Crypto markets opened the new week in a state of depression. Bitcoin struggles to hold above $64,000, Ethereum trades at just $1,740, and meme coins, the darlings of 2024, have shed 82% from their peak. The Fear & Greed Index sits at 20, firmly in "Extreme Fear" territory.

The index, which measures volatility, momentum, social media sentiment, and other metrics, is near its historical low. It reflects a market where optimism has evaporated and investors are sitting on the sidelines.

What's happening in the market?

Bitcoin opened the day around $63,200 before recovering modestly to the $64,500–$65,000 area, but momentum is lacking. The coin remains 49% below its December 2025 all-time high above $126,000. Beneath the surface, a notable movement of roughly 11,000 BTC flowed out of OKX over the weekend, a whale-scale transfer that drew attention but failed to translate into meaningful price action.

Daily exchange flows flipped today: after days of net outflows, a small net inflow of roughly 522 BTC was recorded. The weekly trend is still negative (around 11,000 BTC net out over seven days), but the daily reversal suggests short-term indecision.

Ethereum remains the weak link. Trading around $1,740, it's down 65% from its 2025 peak. June has historically been a weak month for ETH, and this year it's even more pronounced. ETF outflows haven't fully stopped, and sentiment around Ethereum is particularly bleak even by historical standards.

Who's buying?

Right in the middle of the fear, someone is increasing exposure. Large whale addresses (holding 1,000–10,000 BTC) have added roughly 68,000 Bitcoin over the past 60 days, the highest accumulation rate since February. At the same time, mid-tier holders (the 100–1,000 BTC cohort) have been distributing, selling about 41,600 coins over the same period. The picture that emerges is one of divergence: big smart money accumulating, mid-tier speculators exiting.

Strategy (formerly MicroStrategy) continues its weekly buying rhythm. For the week ending June 21, the company added 520 BTC for roughly $35 million at an average price of $67,068. This marks the third consecutive week of purchases, bringing total holdings to 847,363 BTC.

Meme coins, the rout continues

The sector that carried crypto through 2024 continues to collapse. Meme coin market cap has plummeted from $135 billion at its peak to roughly $30 billion, an 82% crash. Dogecoin trades around $0.08, Pepe at sharply lower levels, and the hype that once drove the space has all but evaporated.

Signs point to capital fleeing pure speculation toward more established assets, a rotation that may benefit Bitcoin long-term but is painful for latecomers to the meme trade.

Why this matters

The combination of extreme fear and whale accumulation is a historically familiar pattern, it has preceded significant rallies in previous cycles. On the other hand, the macro backdrop is different this time: elevated interest rates, persistent ETF outflows, and regulatory uncertainty in the US.

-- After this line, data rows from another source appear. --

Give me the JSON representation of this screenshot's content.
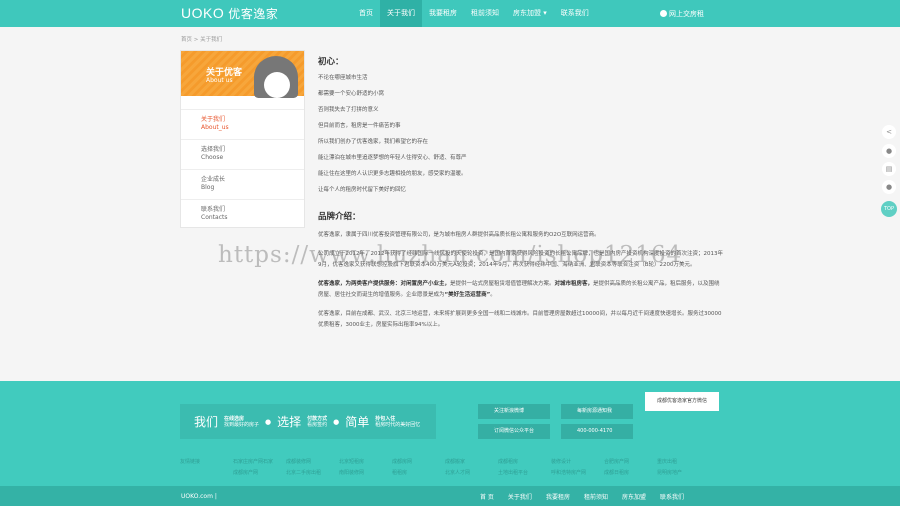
{
  "header": {
    "logo": "UOKO",
    "logo_cn": "优客逸家",
    "nav": [
      "首页",
      "关于我们",
      "我要租房",
      "租前须知",
      "房东加盟 ▾",
      "联系我们"
    ],
    "login": "网上交房租"
  },
  "breadcrumb": {
    "home": "首页",
    "sep": ">",
    "current": "关于我们"
  },
  "sidebar": {
    "banner_title": "关于优客",
    "banner_sub": "About us",
    "items": [
      {
        "cn": "关于我们",
        "en": "About_us"
      },
      {
        "cn": "选择我们",
        "en": "Choose"
      },
      {
        "cn": "企业成长",
        "en": "Blog"
      },
      {
        "cn": "联系我们",
        "en": "Contacts"
      }
    ]
  },
  "content": {
    "h1": "初心：",
    "lines": [
      "不论在哪座城市生活",
      "都需要一个安心舒适的小窝",
      "否则我失去了打拼的意义",
      "但目前而言，租房是一件痛苦的事",
      "所以我们创办了优客逸家，我们希望它的存在",
      "能让漂泊在城市里追逐梦想的年轻人住得安心、舒适、有尊严",
      "能让住在这里的人认识更多志趣相投的朋友，感受家的温暖。",
      "让每个人的租房时代留下美好的回忆"
    ],
    "h2": "品牌介绍：",
    "p1": "优客逸家，隶属于四川优客投资管理有限公司，是为城市租房人群提供高品质长租公寓和服务的O2O互联网运营商。",
    "p2": "公司成立于2012年，2012年获得了经纬国际一线风投的天使轮投资，是国内首家获得风险投资的长租公寓品牌，也是国内房产投资机构深度投资的首次注资；2013年9月，优客逸家又获得联想控股旗下君联资本400万美元A轮投资；2014年9月，再次获得经纬中国、海纳亚洲、君联资本等联合注资（B轮）2200万美元。",
    "p3_bold": "优客逸家，为两类客户提供服务：对闲置房产小业主，",
    "p3a": "是提供一站式房屋租赁增值管理解决方案。",
    "p3_bold2": "对城市租房客，",
    "p3b": "是提供高品质的长租公寓产品，租后服务，以及围绕房屋、居住社交而诞生的增值服务。企业愿景是成为",
    "p3_bold3": "“美好生活运营商”",
    "p3c": "。",
    "p4": "优客逸家，目前在成都、武汉、北京三地运营，未来将扩展到更多全国一线和二线城市。目前管理房屋数超过10000间，并以每月近千间速度快速增长。服务过30000优质租客，3000业主，房屋实际出租率94%以上。"
  },
  "watermark": "https://www.huzhan.com/ishop12164",
  "footer": {
    "slogan": [
      {
        "big": "我们",
        "t": "在线选房",
        "s": "找到最好的房子"
      },
      {
        "big": "选择",
        "t": "付款方式",
        "s": "看房签约"
      },
      {
        "big": "简单",
        "t": "拎包入住",
        "s": "租房时代的美好回忆"
      }
    ],
    "buttons": [
      "关注新浪微博",
      "每新房源通知我",
      "订阅微信公众平台",
      "400-000-4170"
    ],
    "qr": "成都优客逸家官方微信",
    "links": [
      "友情链接",
      "石家庄房产网石家",
      "成都装修网",
      "北京短租房",
      "成都房网",
      "成都搬家",
      "成都租房",
      "装修设计",
      "合肥房产网",
      "重庆出租",
      "",
      "成都房产网",
      "北京二手房出租",
      "南阳装修网",
      "租租房",
      "北京人才网",
      "土地出租平台",
      "呼和浩特房产网",
      "成都日租房",
      "昆明房地产"
    ],
    "copyright": "UOKO.com |",
    "bottom_nav": [
      "首 页",
      "关于我们",
      "我要租房",
      "租前须知",
      "房东加盟",
      "联系我们"
    ]
  },
  "float": [
    "share",
    "qq",
    "note",
    "wechat",
    "TOP"
  ]
}
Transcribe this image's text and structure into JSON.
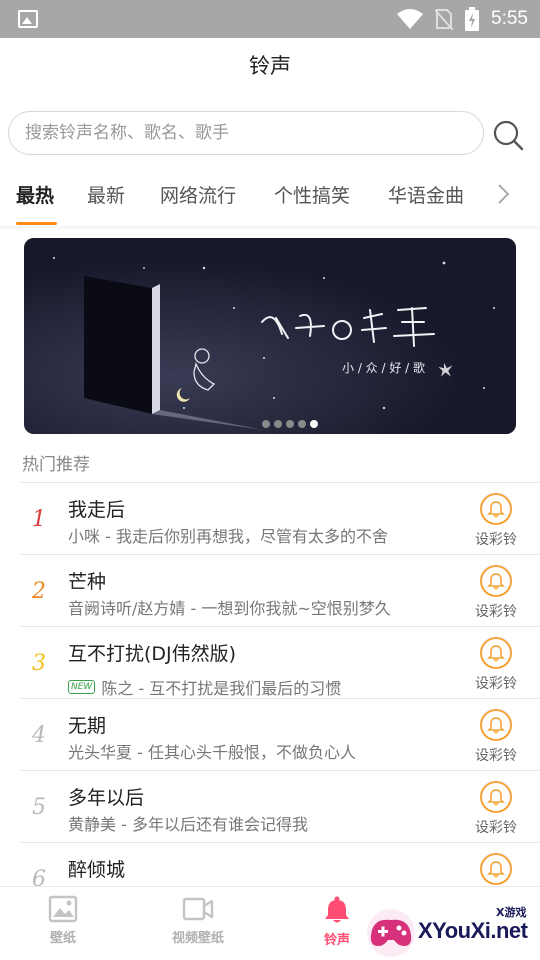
{
  "status_bar": {
    "time": "5:55"
  },
  "header": {
    "title": "铃声"
  },
  "search": {
    "placeholder": "搜索铃声名称、歌名、歌手"
  },
  "tabs": [
    {
      "label": "最热",
      "active": true
    },
    {
      "label": "最新"
    },
    {
      "label": "网络流行"
    },
    {
      "label": "个性搞笑"
    },
    {
      "label": "华语金曲"
    }
  ],
  "banner": {
    "title_art": "隐秘の歌单",
    "subtitle_art": "小/众/好/歌",
    "dots": 5,
    "active_dot": 5
  },
  "section": {
    "title": "热门推荐"
  },
  "songs": [
    {
      "rank": "1",
      "title": "我走后",
      "desc": "小咪 - 我走后你别再想我，尽管有太多的不舍",
      "rank_color": "#d93b3b",
      "action": "设彩铃"
    },
    {
      "rank": "2",
      "title": "芒种",
      "desc": "音阙诗听/赵方婧 - 一想到你我就~空恨别梦久",
      "rank_color": "#f08a24",
      "action": "设彩铃"
    },
    {
      "rank": "3",
      "title": "互不打扰(DJ伟然版)",
      "desc": "陈之 - 互不打扰是我们最后的习惯",
      "badge": "NEW",
      "rank_color": "#f2c21c",
      "action": "设彩铃"
    },
    {
      "rank": "4",
      "title": "无期",
      "desc": "光头华夏 - 任其心头千般恨，不做负心人",
      "rank_color": "#b8b8b8",
      "action": "设彩铃"
    },
    {
      "rank": "5",
      "title": "多年以后",
      "desc": "黄静美 - 多年以后还有谁会记得我",
      "rank_color": "#b8b8b8",
      "action": "设彩铃"
    },
    {
      "rank": "6",
      "title": "醉倾城",
      "desc": "",
      "rank_color": "#b8b8b8",
      "action": "设彩铃"
    }
  ],
  "bottom_nav": [
    {
      "label": "壁纸",
      "icon": "image-icon"
    },
    {
      "label": "视频壁纸",
      "icon": "video-icon"
    },
    {
      "label": "铃声",
      "icon": "bell-icon",
      "active": true
    }
  ],
  "watermark": {
    "site": "XYouXi.net",
    "small": "X游戏"
  },
  "colors": {
    "accent": "#ff8a14",
    "active_nav": "#ff4d74",
    "bell": "#f4a23a"
  }
}
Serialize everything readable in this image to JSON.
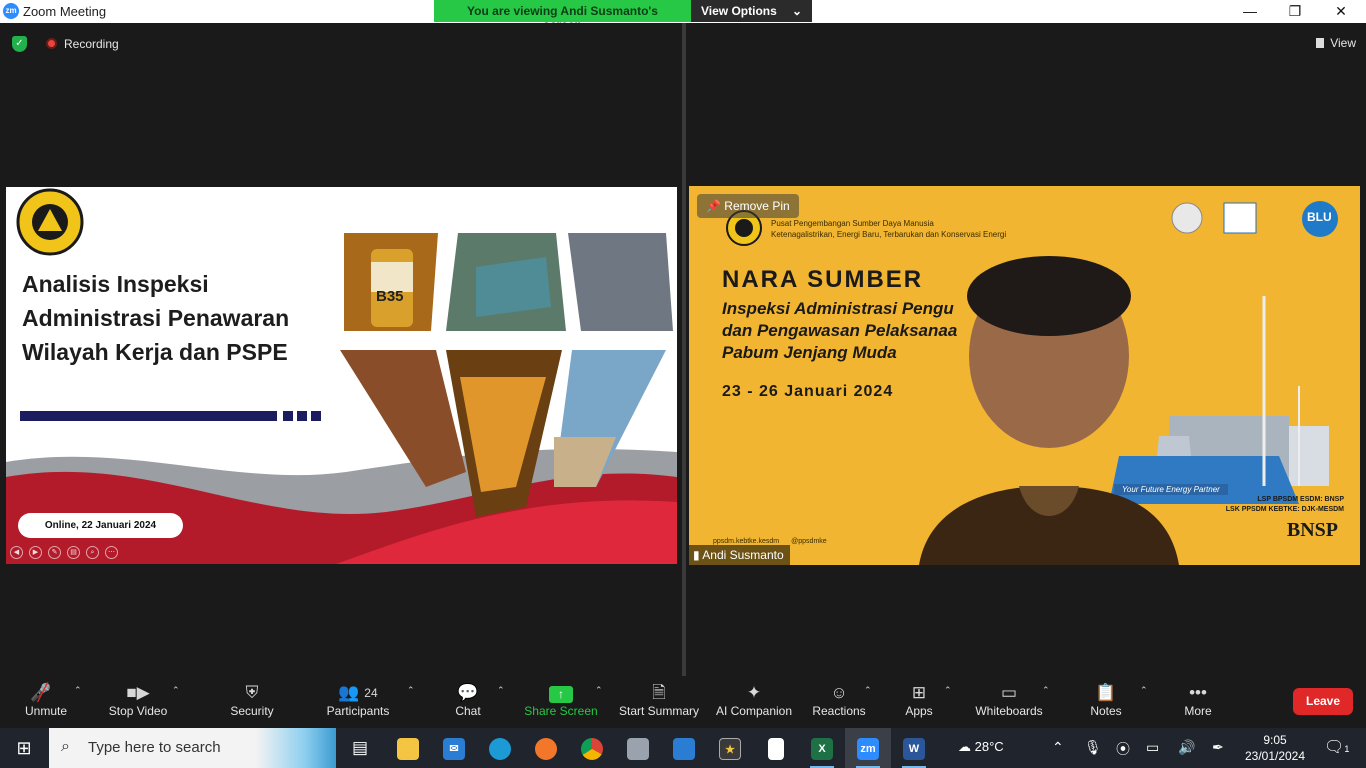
{
  "window": {
    "title": "Zoom Meeting",
    "controls": {
      "minimize": "—",
      "restore": "❐",
      "close": "✕"
    }
  },
  "share_banner": {
    "viewing": "You are viewing Andi Susmanto's screen",
    "options": "View Options"
  },
  "topbar": {
    "recording": "Recording",
    "view": "View"
  },
  "shared_slide": {
    "title_lines": [
      "Analisis Inspeksi",
      "Administrasi Penawaran",
      "Wilayah Kerja dan PSPE"
    ],
    "date_pill": "Online, 22 Januari 2024",
    "image_label": "B35"
  },
  "speaker_video": {
    "remove_pin": "Remove Pin",
    "org_line1": "Pusat Pengembangan Sumber Daya Manusia",
    "org_line2": "Ketenagalistrikan, Energi Baru, Terbarukan dan Konservasi Energi",
    "badge_blu": "BLU",
    "heading": "NARA SUMBER",
    "course_lines": [
      "Inspeksi Administrasi Pengu",
      "dan Pengawasan Pelaksanaa",
      "Pabum Jenjang Muda"
    ],
    "dates": "23 - 26 Januari 2024",
    "partner": "Your Future Energy Partner",
    "lsp_line1": "LSP BPSDM ESDM: BNSP",
    "lsp_line2": "LSK PPSDM KEBTKE: DJK-MESDM",
    "bnsp": "BNSP",
    "social_fb": "ppsdm.kebtke.kesdm",
    "social_tw": "@ppsdmke",
    "participant_name": "Andi Susmanto"
  },
  "toolbar": {
    "unmute": "Unmute",
    "stop_video": "Stop Video",
    "security": "Security",
    "participants": "Participants",
    "participants_count": "24",
    "chat": "Chat",
    "share_screen": "Share Screen",
    "start_summary": "Start Summary",
    "ai_companion": "AI Companion",
    "reactions": "Reactions",
    "apps": "Apps",
    "whiteboards": "Whiteboards",
    "notes": "Notes",
    "more": "More",
    "leave": "Leave"
  },
  "taskbar": {
    "search_placeholder": "Type here to search",
    "weather_temp": "28°C",
    "time": "9:05",
    "date": "23/01/2024",
    "notifications": "1"
  },
  "icons": {
    "security": "shield-icon",
    "recording": "record-dot-icon",
    "mic": "mic-muted-icon",
    "video": "camera-icon"
  },
  "colors": {
    "accent_green": "#26c846",
    "leave_red": "#e02828",
    "zoom_blue": "#2d8cff",
    "slide_red": "#b31b2b"
  }
}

"Be fearful when others are greedy and greedy when others are fearful" is the mantra that echoes through every cycle, but timing matters. What's clear is that current sentiment is extreme enough to draw the attention of heavy-money players.

The bottom line

Crypto is going through its toughest months of 2026, with fear dominating and prices far from their highs. But beneath the surface, those betting on a recovery continue to accumulate at significant scale. Bitcoin is showing resilience around $64K, and the coming week will determine whether this is a temporary base or a pause before further downside.